To load the Titanic dataset, we use the `load_dataset` function from the `datasets` library. This function allows us to easily access and convert the dataset into a pandas DataFrame for further analysis. The Titanic dataset is available at [Hugging Face Datasets](https://huggingface.co/datasets/mstz/titanic).


In [None]:
import pandas as pd
from datasets import load_dataset

dataset = load_dataset("mstz/titanic")["train"]
titanic_df: pd.DataFrame = dataset.to_pandas()

## Using LangChain's SQL Database Integration

In this section, we will explore how to leverage LangChain's SQL Database integration to interact with and analyze structured data. LangChain provides a seamless way to connect to SQL databases, execute queries, and retrieve results for further processing.

The integration allows us to:

- Connect to various SQL databases using supported drivers.
- Perform complex queries to extract insights from the data.
- Combine SQL capabilities with LangChain's tools for advanced data manipulation and analysis.

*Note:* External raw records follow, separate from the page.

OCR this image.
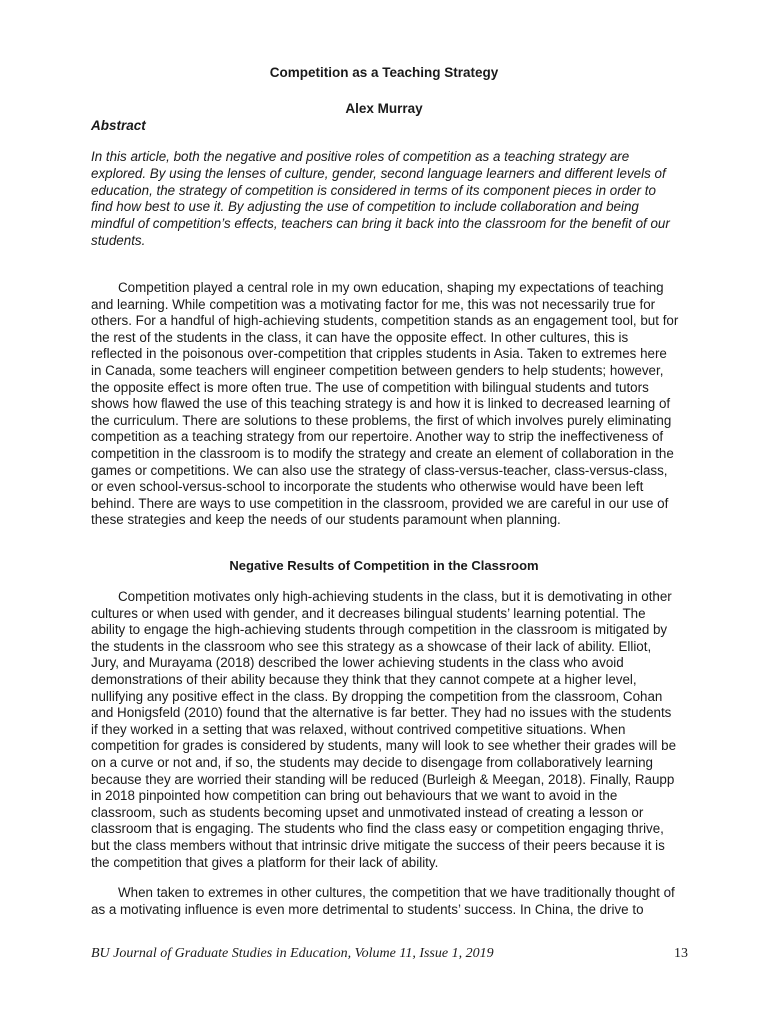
Competition as a Teaching Strategy
Alex Murray
Abstract

In this article, both the negative and positive roles of competition as a teaching strategy are explored. By using the lenses of culture, gender, second language learners and different levels of education, the strategy of competition is considered in terms of its component pieces in order to find how best to use it. By adjusting the use of competition to include collaboration and being mindful of competition’s effects, teachers can bring it back into the classroom for the benefit of our students.

Competition played a central role in my own education, shaping my expectations of teaching and learning. While competition was a motivating factor for me, this was not necessarily true for others. For a handful of high-achieving students, competition stands as an engagement tool, but for the rest of the students in the class, it can have the opposite effect. In other cultures, this is reflected in the poisonous over-competition that cripples students in Asia. Taken to extremes here in Canada, some teachers will engineer competition between genders to help students; however, the opposite effect is more often true. The use of competition with bilingual students and tutors shows how flawed the use of this teaching strategy is and how it is linked to decreased learning of the curriculum. There are solutions to these problems, the first of which involves purely eliminating competition as a teaching strategy from our repertoire. Another way to strip the ineffectiveness of competition in the classroom is to modify the strategy and create an element of collaboration in the games or competitions. We can also use the strategy of class-versus-teacher, class-versus-class, or even school-versus-school to incorporate the students who otherwise would have been left behind. There are ways to use competition in the classroom, provided we are careful in our use of these strategies and keep the needs of our students paramount when planning.

Negative Results of Competition in the Classroom

Competition motivates only high-achieving students in the class, but it is demotivating in other cultures or when used with gender, and it decreases bilingual students’ learning potential. The ability to engage the high-achieving students through competition in the classroom is mitigated by the students in the classroom who see this strategy as a showcase of their lack of ability. Elliot, Jury, and Murayama (2018) described the lower achieving students in the class who avoid demonstrations of their ability because they think that they cannot compete at a higher level, nullifying any positive effect in the class. By dropping the competition from the classroom, Cohan and Honigsfeld (2010) found that the alternative is far better. They had no issues with the students if they worked in a setting that was relaxed, without contrived competitive situations. When competition for grades is considered by students, many will look to see whether their grades will be on a curve or not and, if so, the students may decide to disengage from collaboratively learning because they are worried their standing will be reduced (Burleigh & Meegan, 2018). Finally, Raupp in 2018 pinpointed how competition can bring out behaviours that we want to avoid in the classroom, such as students becoming upset and unmotivated instead of creating a lesson or classroom that is engaging. The students who find the class easy or competition engaging thrive, but the class members without that intrinsic drive mitigate the success of their peers because it is the competition that gives a platform for their lack of ability.

When taken to extremes in other cultures, the competition that we have traditionally thought of as a motivating influence is even more detrimental to students’ success. In China, the drive to

BU Journal of Graduate Studies in Education, Volume 11, Issue 1, 2019	13
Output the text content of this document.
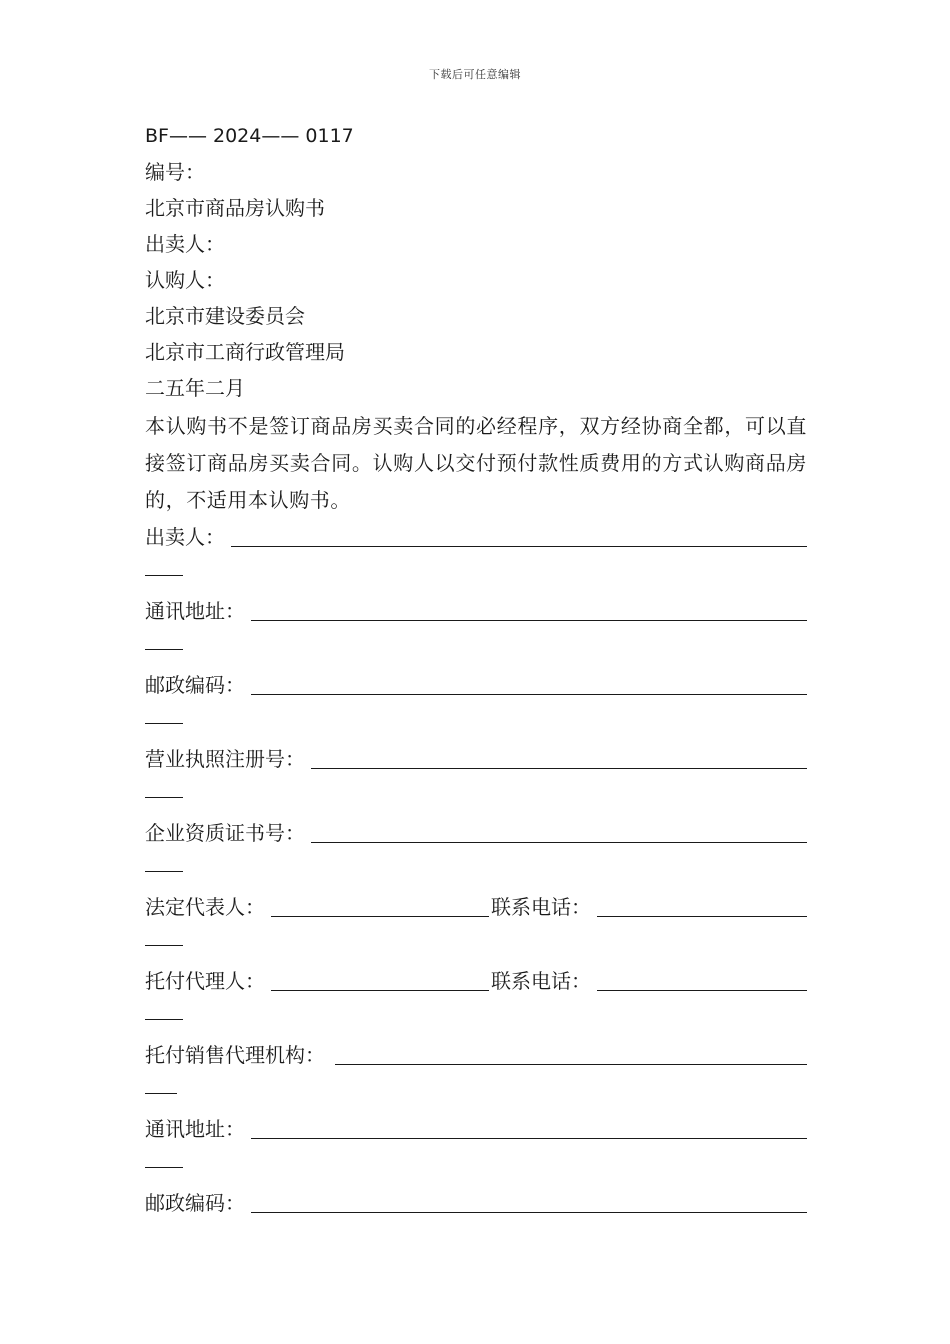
下载后可任意编辑
BF—— 2024—— 0117
编号：
北京市商品房认购书
出卖人：
认购人：
北京市建设委员会
北京市工商行政管理局
二五年二月

本认购书不是签订商品房买卖合同的必经程序，双方经协商全都，可以直接签订商品房买卖合同。认购人以交付预付款性质费用的方式认购商品房的，不适用本认购书。

出卖人：
通讯地址：
邮政编码：
营业执照注册号：
企业资质证书号：
法定代表人：	联系电话：
托付代理人：	联系电话：
托付销售代理机构：
通讯地址：
邮政编码：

For more details, refer to the [LangChain SQL Database Integration Documentation](https://python.langchain.com/docs/integrations/tools/sql_database/).


In [None]:
# This requires some glue code to load the pandas DataFrame into the in-memory SQLite database.
titanic_df.to_sql(...)

## Make the tools available to the ReAct agent

- Ensure the agent can query the dataset using SQL commands.
- Test the agent's ability to summarize the dataset.
- Verify the agent can calculate statistics like mean, median, and mode.
- Check if the agent can handle missing data gracefully.

### Example Questions to Ask:

- "How many passengers survived the Titanic disaster?"
- "What is the average age of the passengers?"
- "List all passengers who embarked from Southampton."
- "What is the survival rate for male and female passengers?"
- "Show the top 5 oldest passengers and their survival status."
- Experiment with filtering data based specific conditions.